Ken Jeong to Movieline: 'The Last Two Years of My Life Have Been Surreal'

jeongthrow.jpg

Last week, Jeremy Piven introduced his WWE Raw guest co-host and The Goods: Live Hard, Sell Hard co-star Ken Jeong to a packed arena as "the Asian gentleman from The Hangover." Piven could have easily continued his credits: "You might also recognize him as the Asian gentleman from Knocked Up, the Asian gentleman from Step Brothers, the Asian gentleman from Pineapple Express and the Asian gentleman from Role Models." Ken Jeong is the busiest "Asian gentleman" in Hollywood, with today's The Goods premiere, future releases All About Steve and Couples Retreat, not to mention his upcoming NBC series Community. Last week at NBC's Television Critics Association event, Movieline sat down with the doctor-turned-actor, who readily discussed his time in the ring with Piven, his upcoming series with Chevy Chase and being naked in a trunk for The Hangover.

You joined Community's cast fairly recently. How is work on the show going?

It's great. I just started last week. It was the second episode last week. They had done the pilot months ago and I had seen the pilot like three times and had loved it. And that was before I was in contention for anything. Once I found out there was a role on the show for me, I pretty much begged for it. I really loved that role and it was really in my wheelhouse of acting moves and comedy moves and I just had a blast. I was a little nervous because I hadn't met anyone on the cast prior to that but everyone was just so nice. Chevy is an icon and to have that instant chemistry is pretty rare. On your first day, to already be comfortable acting-wise on and off camera, it was not unlike doing a movie together with Apatow and Todd Phillips, it was the same kind of attention to quality.

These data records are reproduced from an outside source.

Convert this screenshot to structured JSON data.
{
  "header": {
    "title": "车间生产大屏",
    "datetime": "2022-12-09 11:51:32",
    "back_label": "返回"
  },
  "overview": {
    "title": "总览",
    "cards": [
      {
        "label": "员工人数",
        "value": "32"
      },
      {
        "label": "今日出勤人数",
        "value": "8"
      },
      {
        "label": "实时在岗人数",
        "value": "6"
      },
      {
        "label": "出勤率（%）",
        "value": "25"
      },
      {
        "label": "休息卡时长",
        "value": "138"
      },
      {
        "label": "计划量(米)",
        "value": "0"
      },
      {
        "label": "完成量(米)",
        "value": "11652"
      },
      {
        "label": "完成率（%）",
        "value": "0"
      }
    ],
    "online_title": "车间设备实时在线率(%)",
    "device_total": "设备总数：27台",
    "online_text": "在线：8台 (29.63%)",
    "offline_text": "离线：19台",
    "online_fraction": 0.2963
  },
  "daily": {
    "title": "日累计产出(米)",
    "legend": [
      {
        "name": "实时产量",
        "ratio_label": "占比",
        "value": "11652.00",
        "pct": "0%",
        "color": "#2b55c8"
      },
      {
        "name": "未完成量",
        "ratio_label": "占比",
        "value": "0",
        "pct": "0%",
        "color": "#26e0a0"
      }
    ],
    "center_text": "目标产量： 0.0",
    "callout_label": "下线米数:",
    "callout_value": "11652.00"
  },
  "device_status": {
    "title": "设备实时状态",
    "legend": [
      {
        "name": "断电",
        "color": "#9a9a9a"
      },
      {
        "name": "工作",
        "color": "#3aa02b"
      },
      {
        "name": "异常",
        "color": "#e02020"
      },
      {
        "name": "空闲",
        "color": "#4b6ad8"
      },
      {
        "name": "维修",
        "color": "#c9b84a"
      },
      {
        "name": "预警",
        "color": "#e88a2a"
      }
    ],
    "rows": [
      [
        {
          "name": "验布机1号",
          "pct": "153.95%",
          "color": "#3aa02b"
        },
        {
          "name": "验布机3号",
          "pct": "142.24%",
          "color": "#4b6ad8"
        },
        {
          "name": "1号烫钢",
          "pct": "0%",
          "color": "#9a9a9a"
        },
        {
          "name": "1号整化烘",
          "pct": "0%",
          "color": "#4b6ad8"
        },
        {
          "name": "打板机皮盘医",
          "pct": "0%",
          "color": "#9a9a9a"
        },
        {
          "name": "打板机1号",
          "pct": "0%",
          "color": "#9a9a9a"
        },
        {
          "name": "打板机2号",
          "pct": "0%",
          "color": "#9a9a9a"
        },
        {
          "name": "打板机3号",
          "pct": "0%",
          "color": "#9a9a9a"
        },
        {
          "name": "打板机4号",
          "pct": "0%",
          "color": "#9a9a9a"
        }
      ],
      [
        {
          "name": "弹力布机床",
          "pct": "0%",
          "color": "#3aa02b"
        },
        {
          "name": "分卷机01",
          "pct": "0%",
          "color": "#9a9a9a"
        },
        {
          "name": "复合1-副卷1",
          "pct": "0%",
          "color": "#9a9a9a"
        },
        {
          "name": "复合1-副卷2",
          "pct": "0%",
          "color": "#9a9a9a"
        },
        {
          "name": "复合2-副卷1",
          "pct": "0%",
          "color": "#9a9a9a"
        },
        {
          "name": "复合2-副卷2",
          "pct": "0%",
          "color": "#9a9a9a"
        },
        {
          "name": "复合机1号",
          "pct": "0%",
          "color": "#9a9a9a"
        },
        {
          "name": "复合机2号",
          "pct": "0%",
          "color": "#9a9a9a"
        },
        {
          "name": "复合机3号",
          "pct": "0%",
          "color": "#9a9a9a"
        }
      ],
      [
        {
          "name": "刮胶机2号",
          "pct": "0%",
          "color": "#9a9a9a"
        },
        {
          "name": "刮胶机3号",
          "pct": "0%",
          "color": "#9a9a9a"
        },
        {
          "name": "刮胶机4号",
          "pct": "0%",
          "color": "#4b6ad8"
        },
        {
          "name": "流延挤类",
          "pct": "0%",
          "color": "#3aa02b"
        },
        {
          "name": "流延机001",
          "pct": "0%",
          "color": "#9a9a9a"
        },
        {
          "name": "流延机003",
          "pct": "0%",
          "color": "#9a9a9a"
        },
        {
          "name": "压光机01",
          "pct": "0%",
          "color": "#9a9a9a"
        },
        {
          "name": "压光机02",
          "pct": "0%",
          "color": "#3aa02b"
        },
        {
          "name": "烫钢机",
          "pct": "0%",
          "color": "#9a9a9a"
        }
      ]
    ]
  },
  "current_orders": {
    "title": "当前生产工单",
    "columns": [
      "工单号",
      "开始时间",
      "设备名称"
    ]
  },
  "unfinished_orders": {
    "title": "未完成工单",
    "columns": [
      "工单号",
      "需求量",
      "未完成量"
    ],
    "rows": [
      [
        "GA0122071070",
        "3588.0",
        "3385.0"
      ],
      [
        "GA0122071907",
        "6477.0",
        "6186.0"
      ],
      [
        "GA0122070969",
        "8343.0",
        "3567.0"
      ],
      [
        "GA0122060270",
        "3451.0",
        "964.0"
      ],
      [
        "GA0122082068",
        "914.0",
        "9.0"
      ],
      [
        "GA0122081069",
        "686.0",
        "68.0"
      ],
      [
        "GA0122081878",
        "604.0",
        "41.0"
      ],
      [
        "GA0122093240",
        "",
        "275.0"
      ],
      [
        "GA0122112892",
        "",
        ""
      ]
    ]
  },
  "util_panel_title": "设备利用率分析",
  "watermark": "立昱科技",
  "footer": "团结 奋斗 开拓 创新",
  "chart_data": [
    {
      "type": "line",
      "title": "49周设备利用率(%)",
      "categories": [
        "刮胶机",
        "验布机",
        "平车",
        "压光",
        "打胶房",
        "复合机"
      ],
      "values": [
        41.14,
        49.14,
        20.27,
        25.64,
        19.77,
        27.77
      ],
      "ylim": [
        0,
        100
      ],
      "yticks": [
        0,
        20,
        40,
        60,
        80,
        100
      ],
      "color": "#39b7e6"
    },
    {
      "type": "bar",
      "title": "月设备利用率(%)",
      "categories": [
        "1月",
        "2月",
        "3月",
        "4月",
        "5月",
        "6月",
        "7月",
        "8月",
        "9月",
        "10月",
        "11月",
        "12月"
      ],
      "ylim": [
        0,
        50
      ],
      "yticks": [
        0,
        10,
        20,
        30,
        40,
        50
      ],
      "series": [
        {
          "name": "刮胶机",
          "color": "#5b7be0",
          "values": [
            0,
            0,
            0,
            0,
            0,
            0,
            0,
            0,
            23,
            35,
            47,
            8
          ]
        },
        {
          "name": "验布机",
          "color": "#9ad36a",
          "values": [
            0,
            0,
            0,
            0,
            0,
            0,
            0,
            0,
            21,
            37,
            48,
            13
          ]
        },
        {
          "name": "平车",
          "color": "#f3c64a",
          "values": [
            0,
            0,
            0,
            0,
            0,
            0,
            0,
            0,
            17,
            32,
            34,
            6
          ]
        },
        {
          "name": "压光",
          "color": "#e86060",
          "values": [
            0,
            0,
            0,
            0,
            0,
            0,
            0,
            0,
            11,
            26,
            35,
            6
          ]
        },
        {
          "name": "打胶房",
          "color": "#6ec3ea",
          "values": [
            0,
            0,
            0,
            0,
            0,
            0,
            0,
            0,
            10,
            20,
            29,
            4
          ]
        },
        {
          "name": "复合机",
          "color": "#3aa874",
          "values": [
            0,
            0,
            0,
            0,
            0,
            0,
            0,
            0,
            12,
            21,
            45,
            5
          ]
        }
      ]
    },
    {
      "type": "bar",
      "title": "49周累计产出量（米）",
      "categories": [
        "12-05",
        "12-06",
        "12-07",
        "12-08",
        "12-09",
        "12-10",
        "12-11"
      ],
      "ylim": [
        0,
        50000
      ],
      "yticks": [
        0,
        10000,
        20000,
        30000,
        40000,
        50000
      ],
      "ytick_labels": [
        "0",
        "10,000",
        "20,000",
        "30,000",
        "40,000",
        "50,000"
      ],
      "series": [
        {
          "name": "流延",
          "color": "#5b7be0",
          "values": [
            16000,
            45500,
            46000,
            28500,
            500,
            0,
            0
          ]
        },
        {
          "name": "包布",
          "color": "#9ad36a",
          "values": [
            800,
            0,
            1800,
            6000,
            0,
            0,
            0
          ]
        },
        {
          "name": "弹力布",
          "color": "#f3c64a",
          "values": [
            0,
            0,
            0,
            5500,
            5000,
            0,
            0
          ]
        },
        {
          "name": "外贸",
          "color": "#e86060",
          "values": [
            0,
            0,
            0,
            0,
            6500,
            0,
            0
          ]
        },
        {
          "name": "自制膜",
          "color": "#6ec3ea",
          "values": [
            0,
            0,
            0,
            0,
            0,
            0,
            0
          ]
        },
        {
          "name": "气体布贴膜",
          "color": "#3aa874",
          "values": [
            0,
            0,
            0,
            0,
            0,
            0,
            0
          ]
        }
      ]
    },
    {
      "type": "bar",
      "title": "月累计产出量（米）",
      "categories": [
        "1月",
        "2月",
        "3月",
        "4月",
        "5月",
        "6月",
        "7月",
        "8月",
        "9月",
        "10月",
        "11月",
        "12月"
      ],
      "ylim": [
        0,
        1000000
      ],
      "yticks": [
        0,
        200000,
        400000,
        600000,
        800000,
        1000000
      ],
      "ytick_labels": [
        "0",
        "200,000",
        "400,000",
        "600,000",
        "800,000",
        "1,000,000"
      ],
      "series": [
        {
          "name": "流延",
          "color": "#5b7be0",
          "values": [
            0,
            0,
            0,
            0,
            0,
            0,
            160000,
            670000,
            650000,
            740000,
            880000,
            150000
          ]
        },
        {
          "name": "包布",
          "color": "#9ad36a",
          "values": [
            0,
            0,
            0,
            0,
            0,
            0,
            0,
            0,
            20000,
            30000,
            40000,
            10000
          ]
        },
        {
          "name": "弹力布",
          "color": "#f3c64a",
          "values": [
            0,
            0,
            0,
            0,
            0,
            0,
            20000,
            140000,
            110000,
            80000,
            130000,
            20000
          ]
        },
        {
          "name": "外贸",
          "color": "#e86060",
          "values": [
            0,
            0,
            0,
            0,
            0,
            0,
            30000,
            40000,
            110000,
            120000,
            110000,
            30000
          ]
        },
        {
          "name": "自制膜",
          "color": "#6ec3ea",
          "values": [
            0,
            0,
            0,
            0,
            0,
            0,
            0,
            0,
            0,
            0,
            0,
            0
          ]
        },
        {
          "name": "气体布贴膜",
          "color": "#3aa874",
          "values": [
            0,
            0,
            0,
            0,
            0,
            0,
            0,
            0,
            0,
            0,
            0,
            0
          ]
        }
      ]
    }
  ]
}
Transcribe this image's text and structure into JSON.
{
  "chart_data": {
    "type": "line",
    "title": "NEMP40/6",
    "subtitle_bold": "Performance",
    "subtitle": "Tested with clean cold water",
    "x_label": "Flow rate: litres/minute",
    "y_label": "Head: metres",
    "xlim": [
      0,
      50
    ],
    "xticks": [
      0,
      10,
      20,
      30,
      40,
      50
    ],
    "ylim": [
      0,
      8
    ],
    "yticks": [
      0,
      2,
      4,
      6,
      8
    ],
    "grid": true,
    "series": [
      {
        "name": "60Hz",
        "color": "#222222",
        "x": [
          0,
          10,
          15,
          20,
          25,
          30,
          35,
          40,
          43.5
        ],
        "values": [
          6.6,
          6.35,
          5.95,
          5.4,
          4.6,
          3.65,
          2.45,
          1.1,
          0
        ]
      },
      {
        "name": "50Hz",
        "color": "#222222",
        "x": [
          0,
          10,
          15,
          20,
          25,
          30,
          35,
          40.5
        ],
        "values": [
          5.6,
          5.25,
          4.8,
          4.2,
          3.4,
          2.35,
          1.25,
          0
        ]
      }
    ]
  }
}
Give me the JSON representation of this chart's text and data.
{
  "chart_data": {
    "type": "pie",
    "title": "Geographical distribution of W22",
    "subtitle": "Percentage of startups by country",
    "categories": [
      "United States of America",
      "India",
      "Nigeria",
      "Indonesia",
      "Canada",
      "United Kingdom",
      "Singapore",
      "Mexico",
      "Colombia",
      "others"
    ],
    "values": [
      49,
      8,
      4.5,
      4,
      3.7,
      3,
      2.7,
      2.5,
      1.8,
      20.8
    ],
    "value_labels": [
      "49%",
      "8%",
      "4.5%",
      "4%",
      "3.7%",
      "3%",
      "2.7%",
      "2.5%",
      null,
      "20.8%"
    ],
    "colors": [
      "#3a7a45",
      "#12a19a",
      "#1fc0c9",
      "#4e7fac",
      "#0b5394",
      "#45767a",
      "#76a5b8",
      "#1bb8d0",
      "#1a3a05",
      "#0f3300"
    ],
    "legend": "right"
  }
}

Did you read the pilot after The Hangover was released?

It was after The Hangover. Actually last month, I was doing another movie with Brendan Frasier and Brooke Shields for Summit Entertainment, it's a family movie called Furry Vengeance. A lot of the negotiations happened while I was shooting the movie and I had read the script and read my part and knew I had to do it.

jeongthrow.jpg

Did you have any idea The Hangover was going to be so huge? When you did the scene where you jump out of a trunk naked, were you thinking that for years down the line, people might remember you for that part?

I had no idea. I think everyone's different but in comedy, I try to do my scene to make the director and the other actors laugh. If I can make them laugh and we have the same sensibility, then I'm on the right page.

At this point, WWE's "The Miz," one of the wrestlers who squared off against Piven and Jeong, joins the conversation.

THE MIZ: If it isn't the guy who almost got me banned from World Wrestling Entertainment. How's your head?

JEONG: Oh, my head is fine.

THE MIZ: You should have seen him back in the locker room. He was in the locker room, shouting to someone on the phone, "This is the greatest thing! I have no idea what happened!" Were you talking to your wife?

JEONG: I was talking to my parents. I wanted to let my parents know - because I looked hurt on TV, I think I really sold it.

You did. It really looked like you were down for the count.

It's like anything, wrestling or acting, you get that little grain of truth and you sell it. And Carlito, I remember, was whispering, "Are you OK?" and I whispered "I'm selling it." I pretended to be passed out, even when the camera wasn't on me. I just made sure, Masters had picked me up like I was passed out and I remember going on some online chat room when I got back and people were saying, "He was really hurt. That's not cool." It was all a sell.

jeongthrow.jpg

How excited were you to get into that ring?

It was a childhood fantasy. I grew up in North Carolina and I grew up on wrestling. and I got to actually meet Ricky Steamboat. I told my dad because he took me to a Steamboat-Flair match when I was a kid so it was amazing. And WWE is such a class act, the star treatment we got and they treated me better than I deserved.

How bizarre is that you can share wrestling stories now?

Oh, trust me, the last two years of my life have been so surreal so that just adds more to the sublimeness.

You were a doctor and now you're in the highest grossing R-rated comedy.

It really -- yeah, I can't -- [jokingly] $300 million internationally, whatever. Just beat up Beverly Hills Cop, whatever. I don't know. I don't keep track of these things.
I don't like numbers, but Community will probably get an 85 share if that's possible. I think 85% is a safe bet. I don't want to brag about all of this stuff -- Teen Choice Award nominee [for Choice Movie Villain], whatever. It is what it is. It's OK. But WWE, I'll tell you, it was so surreal.

The Miz circles back.

THE MIZ: Some guys really get it and you guys did. Jeremy was like "Let's go off the top rope. Can you throw me?"

JEONG: Jeremy and I were having discussions the night before about moves and about psychology. We got so into it, and those vignettes, we would ask [the director] to do several takes because we weren't happy with it. But that live crowd man, I've never experienced it in my life.